Unite has joined the Labour Party and others in calling for outsourcing giant Serco’s contract for running track and trace services to be scrapped.
The call for the cancellation of the £108m contract up for renewal in a fortnight on August 23 came after it was revealed Serco has overseen multiple failures of its contact tracing services. Medical experts agree that a successful contract tracing programme will be vital in any efforts to contain the coronavirus and avoid a second wave.
Contact tracing, which has been effective in other countries in controlling the coronavirus pandemic, is the process of identifying, assessing and managing people who have been exposed to the virus in order to break the chains of transmission.
New figures show that Serco’s 10,000 contract tracers, which the firm has recruited, trained and managed, only managed to contact 2.4 people each. Overall, only 56 per cent of people who have been in close contact with someone who has tested positive for the virus were reached by contact tracers managed by Serco, and another private firm Sitel.
Meanwhile, when local public health officials have managed their own contact tracing systems, they have been able to successful reach 98 per cent of close contacts.
Labour’s shadow health secretary Jon Ashworth and shadow cabinet minister Rachel Reeves both wrote to the health secretary Matt Hancock, calling for the Serco contract to be scrapped and the money diverted to local public health teams.

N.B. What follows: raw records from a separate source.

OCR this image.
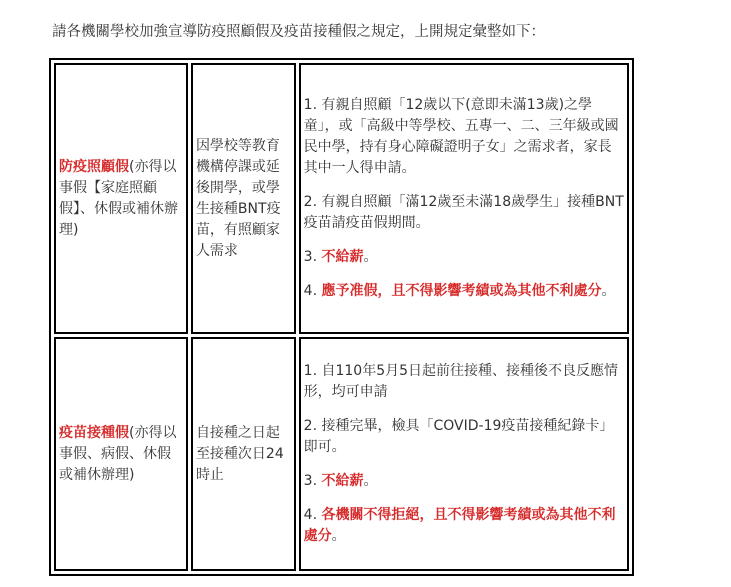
請各機關學校加強宣導防疫照顧假及疫苗接種假之規定，上開規定彙整如下：
防疫照顧假(亦得以事假【家庭照顧假】、休假或補休辦理)	因學校等教育機構停課或延後開學，或學生接種BNT疫苗，有照顧家人需求	1. 有親自照顧「12歲以下(意即未滿13歲)之學童」，或「高級中等學校、五專一、二、三年級或國民中學，持有身心障礙證明子女」之需求者，家長其中一人得申請。

2. 有親自照顧「滿12歲至未滿18歲學生」接種BNT疫苗請疫苗假期間。

3. 不給薪。

4. 應予准假，且不得影響考績或為其他不利處分。

疫苗接種假(亦得以事假、病假、休假或補休辦理)	自接種之日起至接種次日24時止	1. 自110年5月5日起前往接種、接種後不良反應情形，均可申請

2. 接種完畢，檢具「COVID-19疫苗接種紀錄卡」即可。

3. 不給薪。

4. 各機關不得拒絕，且不得影響考績或為其他不利處分。
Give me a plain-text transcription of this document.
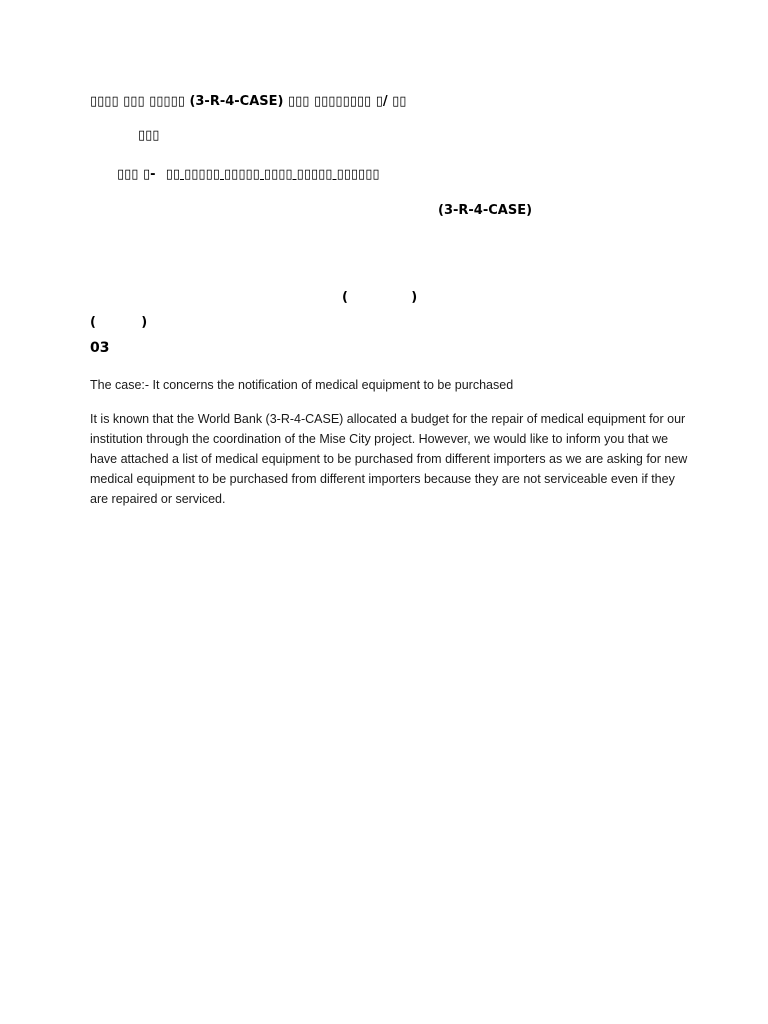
▯▯▯▯ ▯▯▯ ▯▯▯▯▯ (3-R-4-CASE) ▯▯▯ ▯▯▯▯▯▯▯▯ ▯/ ▯▯
▯▯▯
▯▯▯ ▯‑ ▯▯ ▯▯▯▯▯ ▯▯▯▯▯ ▯▯▯▯ ▯▯▯▯▯ ▯▯▯▯▯▯
(3-R-4-CASE)
(              )
(          )
03
The case:- It concerns the notification of medical equipment to be purchased
It is known that the World Bank (3-R-4-CASE) allocated a budget for the repair of medical equipment for our institution through the coordination of the Mise City project. However, we would like to inform you that we have attached a list of medical equipment to be purchased from different importers as we are asking for new medical equipment to be purchased from different importers because they are not serviceable even if they are repaired or serviced.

“The stakes are too high to tolerate failure in either the operation or the design of this crucial public service,” the letter read.
“We have long argued that test and trace should be led by local areas, backed up by the resources and national support to make this happen.
“It is not too late to improve the system and put in place new, locally-led contact tracing measures.”
Meanwhile, shadow health minister Justin Madders tweeted today (August 11) an email from a Serco customer services director explaining how the firm first got involved in track and trace – the firm was reportedly contacted as far back as January by Public Health England (PHE).
Speaking to the PA news agency, Madders said, “Serious questions need to be answered about why Serco was asked as early as January to get involved in the Government’s response to the pandemic and whether adequate procurement processes were followed when Serco was later awarded the contract to oversee contact tracing.”
Calls for the Serco contract to be scrapped came as the government recently announced it would axe 6,000 contact tracers in favour of a more localised approach, which critics say has shown that even the government realises a national system run by outsourced firms is failing.
Unite has said local authorities should be given funding and support to carry out more effective systems of track and trace.
Unite national officer for local government Jim Kennedy said, “This foolhardy and expensive reliance on private sector companies by the Tory government to deliver a comprehensive ‘test and trace’ programme is just another example of a misguided outsourcing policy that includes the ignominious failure of G4S to provide adequate security for the 2012 Olympics.
“Local government has a proven history going back to the end of the 19th century for delivering public health initiatives to local communities – it is a scandal that it has been by-passed up to now in favour of controversial outscoring companies where shareholders’ profits trump the public good,” he added.
Calling for the “lucrative” Serco contract to be scrapped when the contract is up for renewal in a forthnight, Kennedy noted, “Ministers should not fork out millions of taxpayers’ money when the decision is due later this month. Serco has failed spectacularly to find and isolate coronavirus cases in sufficient numbers.
“While not suggesting any impropriety, it should be noted that the health minister Edward Argar worked as a Serco lobbyist before entering parliament and Serco CEO Rupert Soames is the brother of Tory grandee and former MP Sir Nicholas Soames,” he went on to say.
“Local government knows its communities and their diverse populations, and its trusted staff are well-suited to knocking on doors to talk to people about Covid-19 as opposed to workers in a remote call centre – and the results, according to the latest figures, are considerably better.
“Boris Johnson’s so-called pledge to have a ‘world beating test and trace’ system in place by June joins the promise of an ‘oven ready Brexit’ in the dustbin of empty rhetoric.”